Kenya-Russia Ties: From 1963 Till 2022
To tackle the food insecurity problem, which hinders the development of the Global South, and the West’s sanctions spree, Moscow has unveiled a new edition in the country’s foreign policy with a specific focus on Africa. In July, Russian Foreign Minister Sergei Lavrov went on an African tour across the continent, holding a series of high-level meetings.
Russia has a long record of fruitful relations with African countries. During the Soviet era, the USSR forged close relationships with many African nations, supporting their de-colonization efforts and national liberation movements. Over this period, the Soviet Union provided the continent with aid ranging from agricultural products to infrastructural projects as well as healthcare and educational programs.
When it comes to Kenya, Moscow established diplomatic relations with Nairobi on December 14, 1963, and since then has maintained working relations with the Eastern African state. Following the collapse of the Soviet Union in 1991, Russia continued to strengthen ties with the nation. In July 2008, Moscow and Nairobi agreed on cooperation in the field of exploration, production and processing of minerals in Kenya. In 2013, Moscow arranged cheap deliveries of fertilizers to Kenya with the assistance of Russia’s producer of the commodity, Uralkali.

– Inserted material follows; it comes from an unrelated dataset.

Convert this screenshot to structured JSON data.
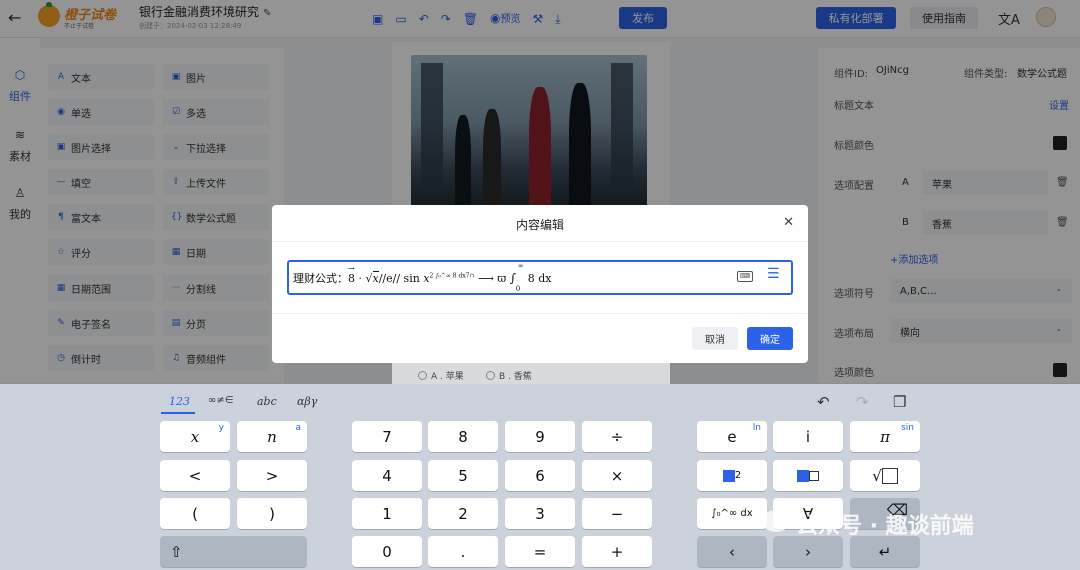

In 2017, Nairobi reportedly held talks with Russia about the construction of a nuclear power plant in the country, a project which is still being mulled over by the Kenyan leadership. In October 2019, the Kenyan government signaled its willingness to intensify cooperation with Moscow, including in the field of energy, investment in trade and agriculture. In January 2021, Russia donated $1 million to Kenya’s Ministry of Health to fight the COVID pandemic through Oginga Odinga Hospital, which was built in 1969 in the city of Kisumu with the assistance of the USSR.
Russo-Kenyan trade has been steadily soaring over the past several years. In 2021 the total volume of bilateral trade between the countries reached around $400 million. Russia’s major exports to Kenya in 2021 included, in particular:
For its part, Kenya exports a wide range of agricultural and food products to Russia, including live trees, plants, coffee, tea, spices, seeds, fruits, nuts, fish, sea food, etc.
The West’s attempts to rally support within Africa in order to ostracize and isolate Russia have largely failed. Back in March 2022, some Kenyan officials made it clear that they see the anti-Russia sanctions policy being pursued by the US and its allies as a purely political game aimed against Moscow.